在搅拌槽反应器中使用巴赫叶轮在微载体上可扩展、高密度地扩增人间充质干细胞。

本文描述了在搅拌槽生物反应器中使用新型巴赫叶轮制造hMSCs以获得更高细胞密度的工艺开发实验结果。先前的工程实验表明，巴赫叶轮是一种高效的混合装置，可以在低功率输入下悬浮流体中的颗粒。为了在生物实验中对叶轮进行评估，我们在配备巴赫叶轮的1 L STR中评估了沃顿果冻(WJ)-hMSCs在各种培养条件下的生长性能。细胞附着于浓度为5.6 g/L的Cytodex 1微载体上，培养5-7天。生长阶段在不同的叶轮转速N$ N$ = 75、115和150 rpm下进行。在微载体浓度为11.2 g/L Cytodex 1时，进一步评估细胞生长情况。在这里，最大细胞密度高达1.7 × 106个细胞/mL，细胞存活率在5天内达到bbb90 %，这是hMSC批量培养所达到的最高细胞密度之一。WJ-hMSCs的关键细胞质量属性在生长阶段完成时进行评估，即通过FACS识别干细胞表面标记物、三系分化和细胞形成集落的能力。此外，根据之前描述的工程特性，在N$ N$ = 75 rpm下的1 L工艺被扩大到5 L的规模，其中WJ-hMSCs再次被证实保留了相关的细胞质量属性。报告的发现对于确定设计空间具有重要意义，可以将其扩展到更大的储罐尺寸。

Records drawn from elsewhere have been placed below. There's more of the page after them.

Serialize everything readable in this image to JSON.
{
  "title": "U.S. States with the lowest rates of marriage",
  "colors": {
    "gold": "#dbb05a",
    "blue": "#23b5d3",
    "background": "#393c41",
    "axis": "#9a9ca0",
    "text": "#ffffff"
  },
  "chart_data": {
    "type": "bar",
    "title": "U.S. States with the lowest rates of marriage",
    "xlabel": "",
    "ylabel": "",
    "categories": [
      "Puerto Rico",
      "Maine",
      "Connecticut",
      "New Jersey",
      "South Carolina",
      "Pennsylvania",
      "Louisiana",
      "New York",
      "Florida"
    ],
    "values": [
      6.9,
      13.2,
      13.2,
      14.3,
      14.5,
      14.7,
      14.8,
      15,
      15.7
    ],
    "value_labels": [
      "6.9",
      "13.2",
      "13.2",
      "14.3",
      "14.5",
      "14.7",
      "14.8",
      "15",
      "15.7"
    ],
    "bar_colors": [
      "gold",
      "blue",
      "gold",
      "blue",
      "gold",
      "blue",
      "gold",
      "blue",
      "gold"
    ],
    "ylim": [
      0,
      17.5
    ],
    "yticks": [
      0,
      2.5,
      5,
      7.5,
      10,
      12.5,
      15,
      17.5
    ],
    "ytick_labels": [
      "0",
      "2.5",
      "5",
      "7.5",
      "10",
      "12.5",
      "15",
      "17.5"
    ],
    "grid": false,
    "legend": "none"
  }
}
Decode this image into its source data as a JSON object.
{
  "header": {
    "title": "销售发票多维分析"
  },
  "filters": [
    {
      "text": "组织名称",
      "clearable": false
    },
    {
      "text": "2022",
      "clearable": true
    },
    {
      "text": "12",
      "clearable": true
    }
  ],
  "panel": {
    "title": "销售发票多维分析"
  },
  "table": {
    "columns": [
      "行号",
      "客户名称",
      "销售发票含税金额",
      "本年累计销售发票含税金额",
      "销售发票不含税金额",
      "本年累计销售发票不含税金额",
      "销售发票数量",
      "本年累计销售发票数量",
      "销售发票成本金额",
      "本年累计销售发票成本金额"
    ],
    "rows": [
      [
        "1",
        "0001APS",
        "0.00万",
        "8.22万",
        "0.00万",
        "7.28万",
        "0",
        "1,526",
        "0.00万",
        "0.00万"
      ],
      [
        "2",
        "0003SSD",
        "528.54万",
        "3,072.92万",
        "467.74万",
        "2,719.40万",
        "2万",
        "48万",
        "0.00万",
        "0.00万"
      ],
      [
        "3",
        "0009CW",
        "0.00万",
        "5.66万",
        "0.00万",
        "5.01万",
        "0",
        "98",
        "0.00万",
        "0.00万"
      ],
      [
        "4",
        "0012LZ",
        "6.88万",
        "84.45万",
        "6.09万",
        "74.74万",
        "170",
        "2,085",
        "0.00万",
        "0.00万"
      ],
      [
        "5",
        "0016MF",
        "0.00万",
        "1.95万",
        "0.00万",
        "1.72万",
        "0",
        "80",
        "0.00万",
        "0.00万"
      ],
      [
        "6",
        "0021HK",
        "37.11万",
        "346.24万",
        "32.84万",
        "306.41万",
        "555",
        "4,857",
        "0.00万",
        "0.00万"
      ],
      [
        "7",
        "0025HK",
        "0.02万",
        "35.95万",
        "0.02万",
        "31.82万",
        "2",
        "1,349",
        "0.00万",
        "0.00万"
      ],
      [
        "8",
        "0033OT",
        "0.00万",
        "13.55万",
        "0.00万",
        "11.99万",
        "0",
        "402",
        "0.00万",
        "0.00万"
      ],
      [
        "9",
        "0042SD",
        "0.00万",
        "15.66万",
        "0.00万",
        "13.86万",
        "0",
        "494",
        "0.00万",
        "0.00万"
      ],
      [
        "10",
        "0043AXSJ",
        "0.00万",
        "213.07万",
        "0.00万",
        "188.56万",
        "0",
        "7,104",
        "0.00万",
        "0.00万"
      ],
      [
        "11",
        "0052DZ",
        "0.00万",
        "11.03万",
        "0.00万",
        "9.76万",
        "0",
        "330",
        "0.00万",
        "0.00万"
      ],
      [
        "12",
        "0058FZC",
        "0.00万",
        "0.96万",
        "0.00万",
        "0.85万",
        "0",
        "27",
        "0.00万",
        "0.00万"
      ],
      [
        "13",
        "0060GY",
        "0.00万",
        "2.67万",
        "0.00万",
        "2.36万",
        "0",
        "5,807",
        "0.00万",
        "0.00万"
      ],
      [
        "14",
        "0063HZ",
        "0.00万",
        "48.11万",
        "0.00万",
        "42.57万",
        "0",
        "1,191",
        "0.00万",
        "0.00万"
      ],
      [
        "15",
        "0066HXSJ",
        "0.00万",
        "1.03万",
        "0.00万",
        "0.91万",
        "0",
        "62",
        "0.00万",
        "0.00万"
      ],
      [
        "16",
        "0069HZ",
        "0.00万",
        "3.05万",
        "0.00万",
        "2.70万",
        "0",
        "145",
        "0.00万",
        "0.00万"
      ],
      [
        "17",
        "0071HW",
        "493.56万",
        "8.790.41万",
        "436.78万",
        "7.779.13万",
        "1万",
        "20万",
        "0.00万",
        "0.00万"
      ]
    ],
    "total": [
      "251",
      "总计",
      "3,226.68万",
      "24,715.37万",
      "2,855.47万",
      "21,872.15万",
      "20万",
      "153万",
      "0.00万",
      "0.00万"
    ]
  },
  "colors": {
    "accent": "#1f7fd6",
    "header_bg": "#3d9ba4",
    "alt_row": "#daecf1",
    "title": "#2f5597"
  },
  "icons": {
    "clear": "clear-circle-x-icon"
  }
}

本文章由计算机程序翻译，如有差异，请以英文原文为准。

求助全文

约1分钟内获得全文求助全文

来源期刊

Biotechnology and Bioengineering 工程技术-生物工程与应用微生物

CiteScore

7.90

自引率

5.30%

发文量

280

审稿时长

2.1 months

期刊介绍： Biotechnology & Bioengineering publishes Perspectives, Articles, Reviews, Mini-Reviews, and Communications to the Editor that embrace all aspects of biotechnology. These include: -Enzyme systems and their applications, including enzyme reactors, purification, and applied aspects of protein engineering -Animal-cell biotechnology, including media development -Applied aspects of cellular physiology, metabolism, and energetics -Biocatalysis and applied enzymology, including enzyme reactors, protein engineering, and nanobiotechnology -Biothermodynamics -Biofuels, including biomass and renewable resource engineering -Biomaterials, including delivery systems and materials for tissue engineering -Bioprocess engineering, including kinetics and modeling of biological systems, transport phenomena in bioreactors, bioreactor design, monitoring, and control -Biosensors and instrumentation -Computational and systems biology, including bioinformatics and genomic/proteomic studies -Environmental biotechnology, including biofilms, algal systems, and bioremediation -Metabolic and cellular engineering -Plant-cell biotechnology -Spectroscopic and other analytical techniques for biotechnological applications -Synthetic biology -Tissue engineering, stem-cell bioengineering, regenerative medicine, gene therapy and delivery systems The editors will consider papers for publication based on novelty, their immediate or future impact on biotechnological processes, and their contribution to the advancement of biochemical engineering science. Submission of papers dealing with routine aspects of bioprocessing, description of established equipment, and routine applications of established methodologies (e.g., control strategies, modeling, experimental methods) is discouraged. Theoretical papers will be judged based on the novelty of the approach and their potential impact, or on their novel capability to predict and elucidate experimental observations.